If the interlocutor only engages with mainstream parties such as the National Conference, Peoples Democratic Party, Congress and BJP, then it would be yet another routine process, a time-buying exercise. The mainstream parties do not challenge the state’s accession to the Union, so the talks will have to be with those who see India as an occupier. In the past, whenever interlocutors engaged with political parties, their hands were tied as the condition was that they would hold talks within the Indian Constitution. That is why there was no progress.
The Union government might have tightened the noose around the Hurriyat through the National Investigation Agency – which earlier this year registered a case against members of the separatist group on charges of terror funding – but no dialogue can be productive without engaging with them. And obviously, conditions on both sides must be put off. In 2004, a section of the Hurriyat leadership did talk to Prime Minister AB Vajpayee and his deputy LK Advani, and later with Prime Minister Manmohan Singh of the Congress-led United Progressive Alliance government because there were no set conditions. That model is needed if Delhi is serious about an engagement with Kashmir. Of course, the Hurriyat leadership in Kashmir is equally responsible that it respond to the Centre’s initiative in a mature fashion. It has sought time to respond.
Former Chief Minister Omar Abdullah has raised certain questions about the government’s initiative, asking whether the National Investigation Agency inquiry will now be put on hold.

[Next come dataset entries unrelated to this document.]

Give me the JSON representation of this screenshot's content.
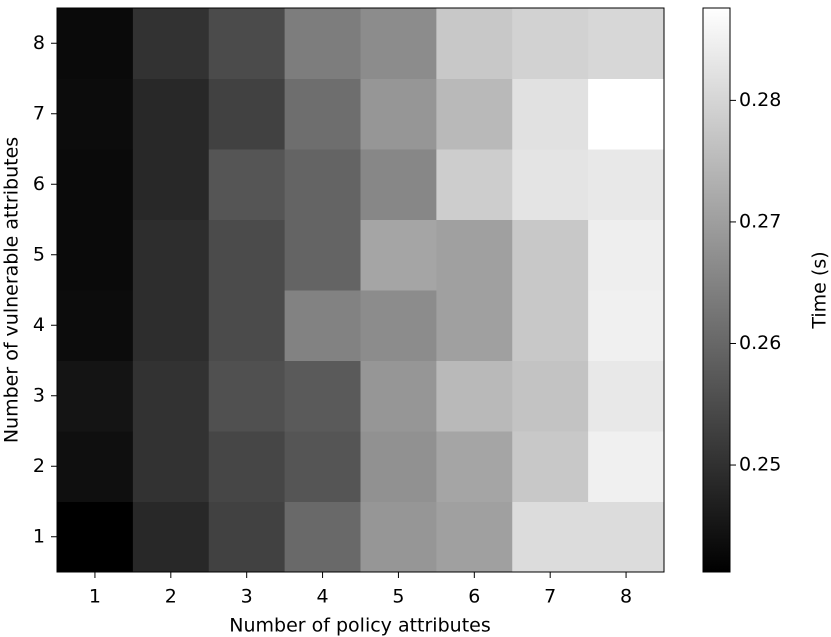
{
  "chart_data": {
    "type": "heatmap",
    "x_label": "Number of policy attributes",
    "y_label": "Number of vulnerable attributes",
    "colorbar_label": "Time (s)",
    "colormap": "gray",
    "x": [
      1,
      2,
      3,
      4,
      5,
      6,
      7,
      8
    ],
    "y": [
      1,
      2,
      3,
      4,
      5,
      6,
      7,
      8
    ],
    "z": [
      [
        0.2412,
        0.2485,
        0.253,
        0.2603,
        0.2685,
        0.2703,
        0.2812,
        0.2812
      ],
      [
        0.2439,
        0.2503,
        0.2539,
        0.2567,
        0.2676,
        0.2712,
        0.2776,
        0.2849
      ],
      [
        0.2448,
        0.2503,
        0.2558,
        0.2576,
        0.2685,
        0.2749,
        0.2767,
        0.2834
      ],
      [
        0.2434,
        0.2494,
        0.2549,
        0.2649,
        0.2667,
        0.2703,
        0.2776,
        0.2849
      ],
      [
        0.243,
        0.2494,
        0.2549,
        0.2594,
        0.2712,
        0.2703,
        0.2776,
        0.2845
      ],
      [
        0.243,
        0.2485,
        0.2567,
        0.2594,
        0.2658,
        0.2785,
        0.2827,
        0.2834
      ],
      [
        0.2434,
        0.2485,
        0.253,
        0.2612,
        0.2685,
        0.2749,
        0.2822,
        0.2876
      ],
      [
        0.243,
        0.2503,
        0.2549,
        0.264,
        0.2667,
        0.2776,
        0.2794,
        0.2803
      ]
    ],
    "clim": [
      0.2412,
      0.2876
    ],
    "cticks": [
      0.25,
      0.26,
      0.27,
      0.28
    ]
  }
}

In a series of tweets, the National Conference leader also maintained that for the exercise to succeed, there can be no pre-conditions.
Chief Minister Mehbooba Mufti, whose Peoples Democratic Party has been on the back foot since the unrest last year, welcomed the initiative:
Though Sharma is a hawk, his mandate must overcome that thinking. And if his strings are pulled from where he comes, then it might be another damp squib exercise.
Another important factor is to address the external dimension. The past 27 years (since militancy erupted in Kashmir) have shown that without taking Pakistan on board (though there are problems on their side), stability in Kashmir will continue to be a dream. External Affairs Minister Sushma Swaraj’s meeting with the newly appointed Pakistan High Commissioner in Delhi Sohail Mahmood on Saturday may not be an indicator, but there is no substitute to that engagement. Both processes, internal and external, compliment and supplement each other.
But the key to the success of such an exercise is that it must be without conditions. Delhi’s reputation in Jammu and Kashmir is badly dented. Similar initiatives in the past are a grim reminder of delaying tactics. This is the time to restore trust and confidence in such a process.
Shujaat Bukhari is Editor-in-Chief of Rising Kashmir.